Scottish Tory conference: A heart and head battle
- Published
The sun is shining, the ancient city of Stirling is looking splendid - and yet the world is not entirely cakes and ale here at the Scottish Conservative conference.
It would not be fair to exaggerate these matters. With regard to the future of Scotland, there is much more that unites the Tories than divides them. Independence? They're agin it.
The snags arise when they begin to consider whether they ought to endorse more powers for the Scottish Parliament as an alternative to independence, as a project to embed a devolved Scotland within the Union.
This is not, frankly, entirely comfortable territory for the Tories - and it shows. Some in the party endorse more powers reluctantly. Some with enthusiasm, arguing that a parliament with real fiscal power would enable the Tories credibly to advance a low-spend, low-tax offer.
Some are completely against the idea, regarding it as an unwarranted concession to Nationalism. Some in the hall perhaps wish the world to be other than it is, wish they were confronting classic Tory issues rather than a constitutional agenda which they find somewhat alien.
Either way, there is no debate on the conference floor here about the option of more powers - despite the fact that the Scottish party leader, Ruth Davidson, emphasised the prospect in her most recent keynote speech and set up a commission, under Lord Strathclyde, to examine such a notion.
Ms Davidson and others say that such a debate at the moment would be inutile - that it is better to wait for Lord Strathclyde and his team to report.
Cue an outbreak of grumbling and discontent from representatives who would have preferred an open conference discussion, rather than the debates which are taking place on the fringe and in the coffee bar.
Some senior insiders detect a sub-text. They say that some - not all, some - of the complaints at the absence of a debate are coded criticism of the leader who suggested that more powers be examined.

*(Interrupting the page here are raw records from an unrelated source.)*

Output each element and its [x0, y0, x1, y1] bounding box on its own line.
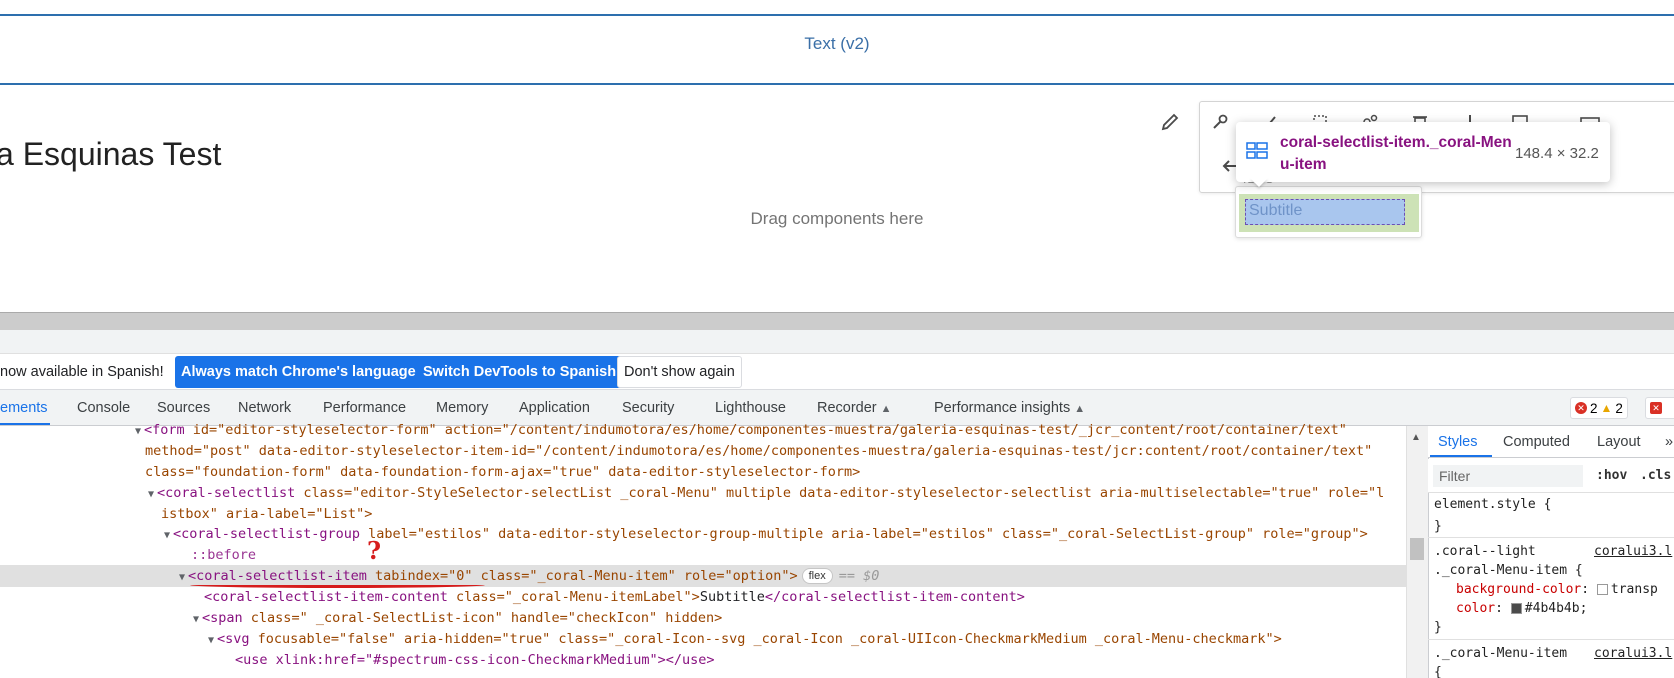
component-label[interactable]: Text (v2)	[0, 34, 1674, 54]
expand-triangle-icon[interactable]: ▼	[208, 635, 214, 646]
dom-line-use[interactable]: <use xlink:href="#spectrum-css-icon-Chec…	[235, 650, 715, 671]
rule2-prop-background[interactable]: background-color: transp	[1456, 580, 1658, 599]
tab-perf-insights-label: Performance insights	[934, 400, 1071, 416]
styles-tab-indicator	[1430, 455, 1492, 457]
expand-triangle-icon[interactable]: ▼	[193, 614, 199, 625]
dom-line-form-method[interactable]: method="post" data-editor-styleselector-…	[145, 441, 1372, 462]
active-tab-indicator	[0, 423, 50, 425]
styles-filter-input[interactable]	[1433, 465, 1583, 487]
tooltip-arrow	[1250, 178, 1268, 187]
rule2-selector-b[interactable]: ._coral-Menu-item {	[1434, 561, 1583, 580]
rule3-brace: {	[1434, 665, 1442, 678]
dom-line-form-class[interactable]: class="foundation-form" data-foundation-…	[145, 462, 860, 483]
tab-lighthouse[interactable]: Lighthouse	[715, 400, 786, 416]
page-title: a Esquinas Test	[0, 136, 222, 172]
component-bottom-border	[0, 83, 1674, 85]
tab-memory[interactable]: Memory	[436, 400, 488, 416]
rule2-selector-a[interactable]: .coral--light	[1434, 542, 1536, 561]
dom-line-svg[interactable]: ▼ <svg focusable="false" aria-hidden="tru…	[208, 629, 1282, 650]
rule-element-style-close: }	[1434, 519, 1442, 534]
expand-triangle-icon[interactable]: ▼	[135, 426, 141, 437]
wrench-icon[interactable]	[1208, 110, 1232, 134]
infobar-message: now available in Spanish!	[0, 364, 164, 380]
flask-icon: ▲	[880, 403, 892, 415]
tab-network[interactable]: Network	[238, 400, 291, 416]
rule2-close: }	[1434, 620, 1442, 635]
dollar-zero-marker: == $0	[838, 568, 880, 584]
scrollbar-thumb[interactable]	[1410, 538, 1424, 560]
flex-badge[interactable]: flex	[801, 568, 833, 584]
dom-line-selectlist[interactable]: ▼ <coral-selectlist class="editor-StyleSe…	[148, 483, 1384, 504]
tab-recorder-label: Recorder	[817, 400, 877, 416]
tab-performance-insights[interactable]: Performance insights ▲	[934, 400, 1085, 416]
scroll-up-icon[interactable]: ▲	[1411, 432, 1421, 443]
expand-triangle-icon[interactable]: ▼	[179, 572, 185, 583]
issues-badge[interactable]: ✕	[1645, 397, 1674, 419]
drop-zone-hint[interactable]: Drag components here	[0, 209, 1674, 229]
rule2-prop-color[interactable]: color: #4b4b4b;	[1456, 599, 1587, 618]
devtools-top-strip	[0, 330, 1674, 354]
error-icon: ✕	[1575, 402, 1587, 414]
dom-line-selectlist-group[interactable]: ▼ <coral-selectlist-group label="estilos"…	[164, 524, 1368, 545]
screen: Text (v2) a Esquinas Test Drag component…	[0, 0, 1674, 678]
tab-security[interactable]: Security	[622, 400, 674, 416]
color-swatch-icon[interactable]	[1510, 603, 1522, 614]
rule3-source-link[interactable]: coralui3.l	[1594, 644, 1672, 663]
switch-devtools-spanish-button[interactable]: Switch DevTools to Spanish	[417, 356, 623, 388]
hov-toggle[interactable]: :hov	[1596, 468, 1627, 483]
tab-recorder[interactable]: Recorder ▲	[817, 400, 892, 416]
flask-icon: ▲	[1074, 403, 1086, 415]
tab-elements[interactable]: ements	[0, 400, 48, 416]
always-match-language-button[interactable]: Always match Chrome's language	[175, 356, 422, 388]
rule-separator	[1428, 639, 1674, 640]
flex-layout-icon	[1246, 142, 1268, 160]
devtools-resize-handle[interactable]	[0, 312, 1674, 330]
error-count: 2	[1590, 400, 1598, 416]
tab-sources[interactable]: Sources	[157, 400, 210, 416]
issues-counter[interactable]: ✕ 2 ▲ 2	[1570, 397, 1628, 419]
subtitle-option[interactable]: Subtitle	[1245, 199, 1405, 225]
dom-line-span[interactable]: ▼ <span class=" _coral-SelectList-icon" h…	[193, 608, 722, 629]
tab-layout[interactable]: Layout	[1597, 434, 1641, 450]
dont-show-again-button[interactable]: Don't show again	[617, 356, 742, 388]
pencil-icon[interactable]	[1158, 110, 1182, 134]
tab-performance[interactable]: Performance	[323, 400, 406, 416]
rule-element-style[interactable]: element.style {	[1434, 495, 1551, 514]
warning-count: 2	[1615, 400, 1623, 416]
tab-styles[interactable]: Styles	[1438, 434, 1478, 450]
cls-toggle[interactable]: .cls	[1640, 468, 1671, 483]
rule3-selector[interactable]: ._coral-Menu-item	[1434, 644, 1567, 663]
dom-line-before[interactable]: ::before	[191, 545, 256, 566]
dom-line-form[interactable]: ▼ <form id="editor-styleselector-form" ac…	[135, 420, 1347, 441]
issue-icon: ✕	[1650, 402, 1662, 414]
component-top-border	[0, 14, 1674, 16]
rule-separator	[1428, 537, 1674, 538]
warning-icon: ▲	[1600, 401, 1613, 415]
transparent-swatch-icon[interactable]	[1596, 584, 1608, 595]
tab-computed[interactable]: Computed	[1503, 434, 1570, 450]
tooltip-size: 148.4 × 32.2	[1515, 145, 1599, 162]
tooltip-selector: coral-selectlist-item._coral-Menu-item	[1280, 134, 1512, 173]
tab-console[interactable]: Console	[77, 400, 130, 416]
red-annotation-question-mark: ?	[367, 536, 382, 565]
expand-triangle-icon[interactable]: ▼	[164, 530, 170, 541]
dom-line-selectlist-cont[interactable]: istbox" aria-label="List">	[161, 504, 372, 525]
dom-line-item-content[interactable]: <coral-selectlist-item-content class="_c…	[204, 587, 1025, 608]
tab-application[interactable]: Application	[519, 400, 590, 416]
red-annotation-underline	[190, 582, 485, 588]
rule2-source-link[interactable]: coralui3.l	[1594, 542, 1672, 561]
more-tabs-icon[interactable]: »	[1665, 434, 1673, 450]
expand-triangle-icon[interactable]: ▼	[148, 489, 154, 500]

Certainly, David Cameron went out of his way to bolster Ms Davidson's leadership, going further than the issued text of his speech to back her "every step of the way". The formulation, incidentally, which he later used to endorse the Union.
Mr Cameron's objective in his relatively brief address was to add the element of passion to the arguments for the Union. Statistics alone, economics alone would not suffice, he said. It was important to appeal to the heart as well as the head.
In the hall - which was not entirely full - the audience loved that. They rose to applaud this vigorous endorsement of the second strand in the party's name, that of Unionism.
He made no mention of further powers - nor did Ruth Davidson when she contributed to a Rally for the Union session in the afternoon. (Her main speech comes tomorrow.)
The object plainly was to focus solely, at this stage, upon defending the Union rather than debating alternatives.